Based loosely on a collection of short stories by Isaac Asimov, I, Robot is set in Chicago in 2035. Robots are everywhere, functioning as all-purpose servants to make life cushier for mankind. Manufactured by a single giant corporation, the robots are programmed to help humans, never to harm them. But when a respected scientist (James Cromwell) who developed them winds up dead, homicide detective Del Spooner (Smith, see page 65) suspects one of these walking mounds of metal has turned lethal.

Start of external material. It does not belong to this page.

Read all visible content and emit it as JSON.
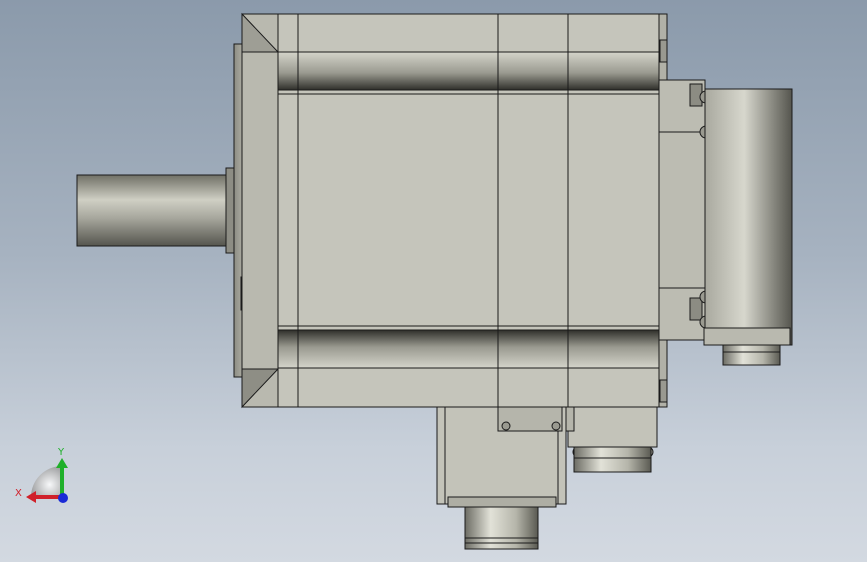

The problem with Robot is that it keeps reminding you of better, edgier flicks, notably Blade Runner, The Terminator and Minority Report, not to mention director Alex Proyas's own Dark City. The film wants to pose Big Questions (What is the essential difference between man and machine? Can machines have feelings?) while serving up frequent fiery chases and gun battles. In the end, there are far more of the latter than the former—and it's soon clear that there are only so many ways to blow off a robot's head. Smith settles into standard action-hero mode, never stretching himself any farther than he has to to reach for his gun. As for Moynahan, playing a scientist who aids Spooner and serves as his halfhearted love interest, the lead robot shows more emotion than she does. (PG-13)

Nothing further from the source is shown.